Inleiding Goederenrecht
RGBUPRV002 - Universiteit Utrecht 2024/2025
Bevat:
1. Uitwerking Hoorcolleges
2. Uitwerking Leerdoelen
3. Uitwerking relevante informatie uit werkgroepopdrachten
a. Selectie gemaakt gebaseerd op punt 1 - 2
4. Uitwerking relevante informatie uit workshop opdrachten
i. Selectie gemaakt gebaseerd op punt 1 - 2
5. Uitwerking relevante informatie uit voorgeschreven literatuur
a. Selectie gemaakt gebaseerd op punt 1 - 2
,Week 1
Materieel privaatrecht
- Regels over rechten en plichten
1. Personenrecht
2. Vermogensrecht
a. Rechten over personen → verbintenissenrecht
b. Rechten over vermogen → goederenrecht
Goederenrecht
- Kenmerken
1. Absolute werking
a. Rechten werken tegenover iedereen
2. Gesloten systeem
a. Alleen bij wet: art 3:81 BW → Numerus clausus systeem
3. Dwingend recht
a. Partijen kunnen vaak niet van de wet afwijken
- Bronnen
1. Wet
2. Hoogste rechtspraak
3. Gewoonte
4. Rechtsgeleerde literatuur
Goederen
- Alle zaken + alle vermogensrechten: art 3:1 BW
- Kan iemand toebehoren → art 5:1 BW
1. Zaken → eigenaar
2. Rechten → rechthebbende
- Object van goederenrechtelijke rechten
Zaken art 3:2 BW
- Stoffelijk + vatbaar voor (menselijke) beheersing
- Kan bestaan uit meerdere onderdelen → bestanddelen art 3:4 BW
- Immateriele band: art 3:4 lid 1 BW
- Bestanddeel hoort naar algemeen gebruik/opvatting dat het niet apart
kan functioneren
- Materiele band: art 3:4 lid 2 BW
- Bestanddeel is fysiek met hoofdzaak verbonden + kan niet zonder
beschadiging worden losgemaakt
- HR Dépex/Curatoren Bergel
- Gevolgen hoofdzaak/bestanddeel:
1. Bestanddeel verliest zakenrechtelijke zelfstandigheid
2. Eigendomsrechten bestanddeel = eigendomsrechten hoofdzaak
3. Geen beperkt recht op alleen het bestanddeel mogelijk
4. Bestanddeel niet overdraagbaar
5. Hoofdzaak = onroerend → bestanddeel = onroerend
- Eenheidsbeginsel: art 5:3 BW:
- Eigenaar van de hoofdzaak is automatisch eigenaar van alle bestanddelen
, - Onderscheid roerend vs. onroerend
1. Onroerend: art 3:3 lid 1 BW
a. Vast aan grond → niet verplaatsbaar → BV: Huis
i. HR Portacabin
2. Roerend: art 3:3 lid 2 BW
a. Niet onroerend
Vermogensrechten art 3:6 BW
1. Absolute vermogensrechten → tegenover iedereen
a. Beperkte rechten (zie hierna)
2. Relatieve vermogensrechten: tegenover 1 specifiek persoon (persoonlijk recht)

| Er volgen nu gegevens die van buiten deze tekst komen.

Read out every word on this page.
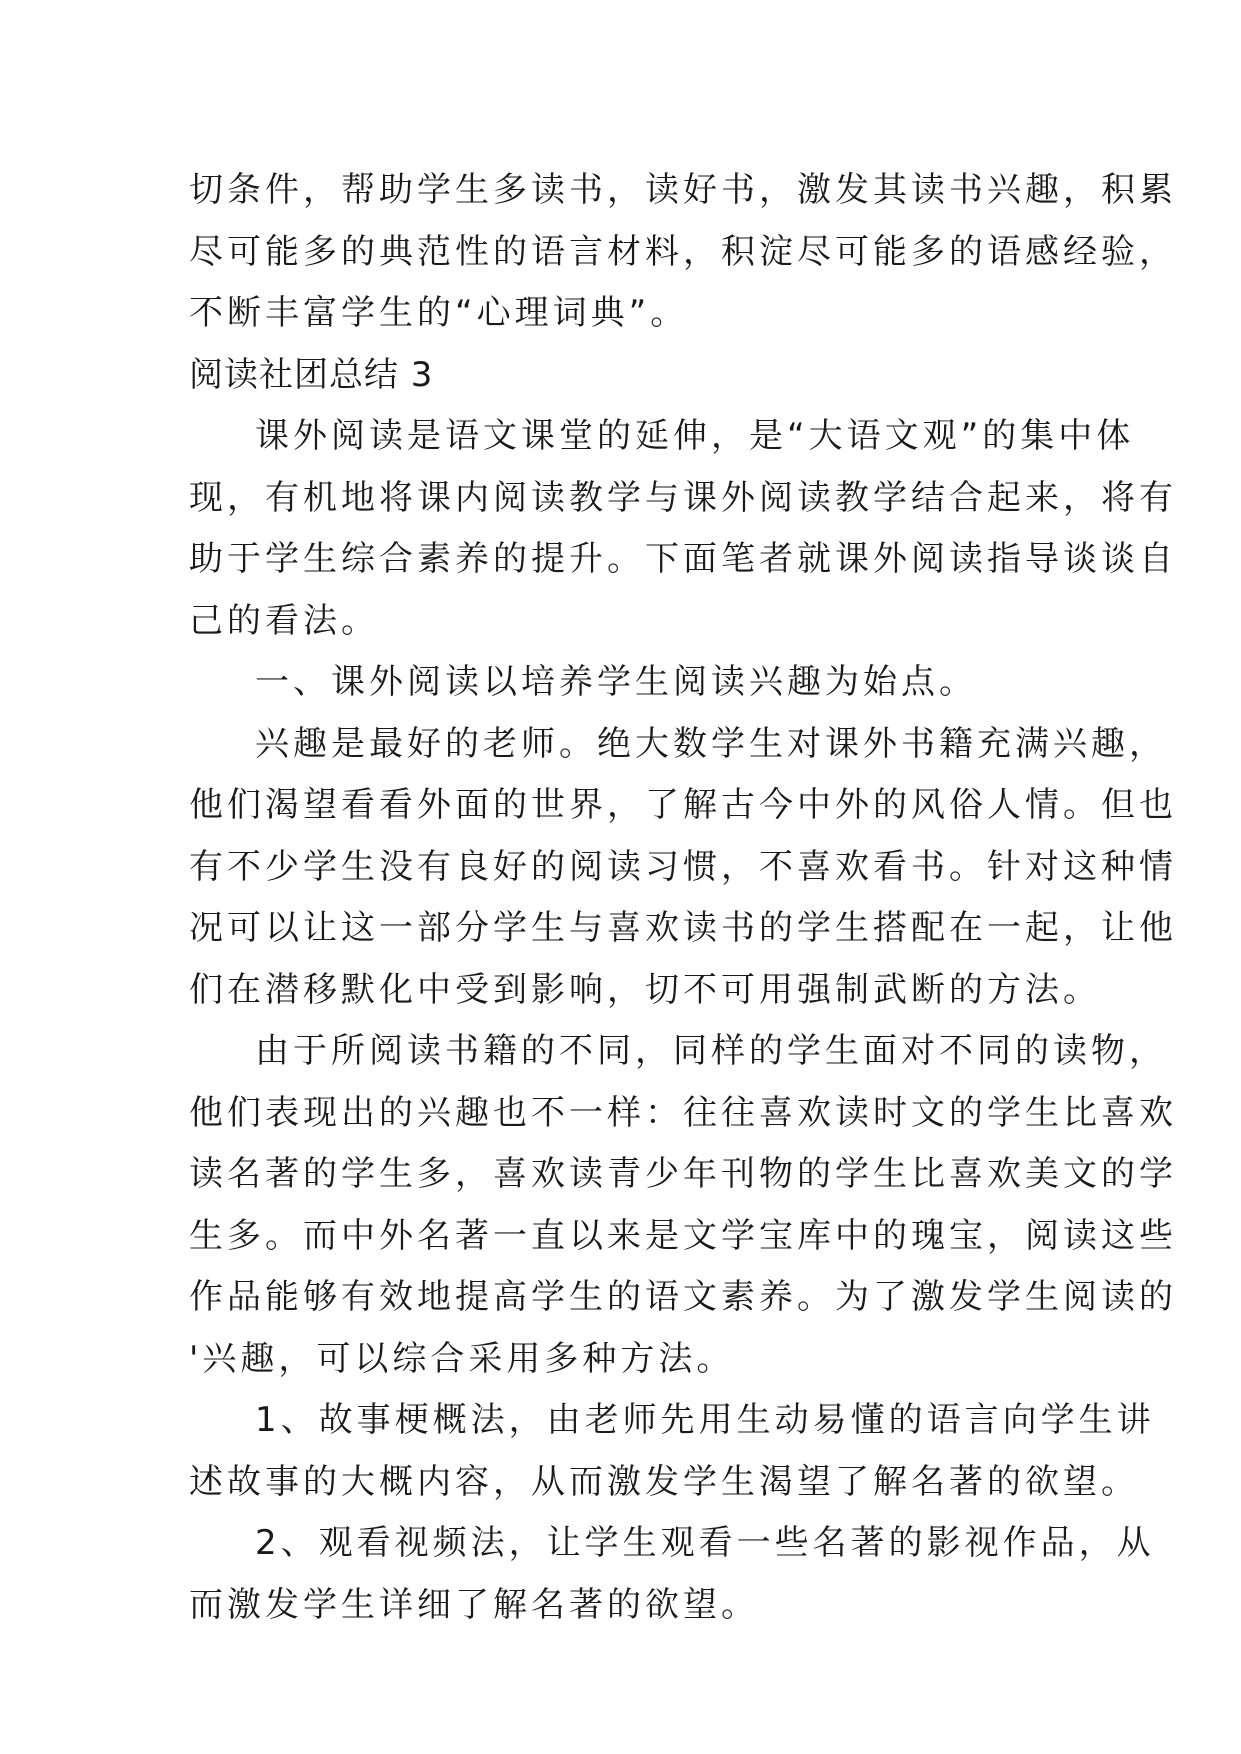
切条件，帮助学生多读书，读好书，激发其读书兴趣，积累
尽可能多的典范性的语言材料，积淀尽可能多的语感经验，
不断丰富学生的“心理词典”。
阅读社团总结 3
课外阅读是语文课堂的延伸，是“大语文观”的集中体
现，有机地将课内阅读教学与课外阅读教学结合起来，将有
助于学生综合素养的提升。下面笔者就课外阅读指导谈谈自
己的看法。
一、课外阅读以培养学生阅读兴趣为始点。
兴趣是最好的老师。绝大数学生对课外书籍充满兴趣，
他们渴望看看外面的世界，了解古今中外的风俗人情。但也
有不少学生没有良好的阅读习惯，不喜欢看书。针对这种情
况可以让这一部分学生与喜欢读书的学生搭配在一起，让他
们在潜移默化中受到影响，切不可用强制武断的方法。
由于所阅读书籍的不同，同样的学生面对不同的读物，
他们表现出的兴趣也不一样：往往喜欢读时文的学生比喜欢
读名著的学生多，喜欢读青少年刊物的学生比喜欢美文的学
生多。而中外名著一直以来是文学宝库中的瑰宝，阅读这些
作品能够有效地提高学生的语文素养。为了激发学生阅读的
'兴趣，可以综合采用多种方法。
1、故事梗概法，由老师先用生动易懂的语言向学生讲
述故事的大概内容，从而激发学生渴望了解名著的欲望。
2、观看视频法，让学生观看一些名著的影视作品，从
而激发学生详细了解名著的欲望。
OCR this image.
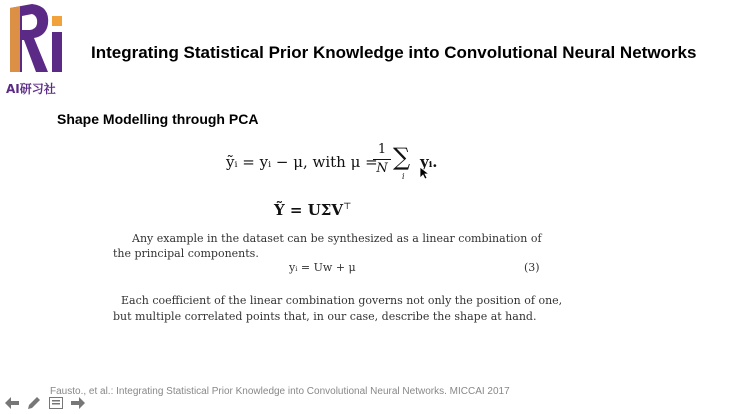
AI研习社
Integrating Statistical Prior Knowledge into Convolutional Neural Networks
Shape Modelling through PCA
ỹᵢ = yᵢ − μ, with μ =
1
N ∑
i
yᵢ.
Ỹ = UΣV⊤
Any example in the dataset can be synthesized as a linear combination of
the principal components.
yᵢ = Uw + μ	(3)
Each coefficient of the linear combination governs not only the position of one,
but multiple correlated points that, in our case, describe the shape at hand.
Fausto., et al.: Integrating Statistical Prior Knowledge into Convolutional Neural Networks. MICCAI 2017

a. Object: prestatie of verbintenis
2. Zakelijk recht: recht op een zaak+goed
a. Personal rights → BV: Vorderingsrecht art 6:1 BW
3. Kwalitatieve recht 6:251+6:252
a. Rechten zijn zodanig verbonden met een object dat ze automatisch overgaan
op de volgende eigenaar.
Registergoederen art 3:10 BW
- BV: Overdracht onroerende zaken: art 3:89 BW → eerst inschrijven in register
- Categorieen:
1. Onroerende zaken 3:10 JO 3:89 BW
2. Teboekstaande schepen/luchtvaartuigen
3. Beperkte rechten op registergoederen (vaak op nr 1.)
4. Appartementsrechten 5:117 BW
- Eisen:
1. Register voor inschrijven
2. Register is openbaar
3. Inschrijving is constitutief (vestiging/overdracht gebeurt door de inschrijving)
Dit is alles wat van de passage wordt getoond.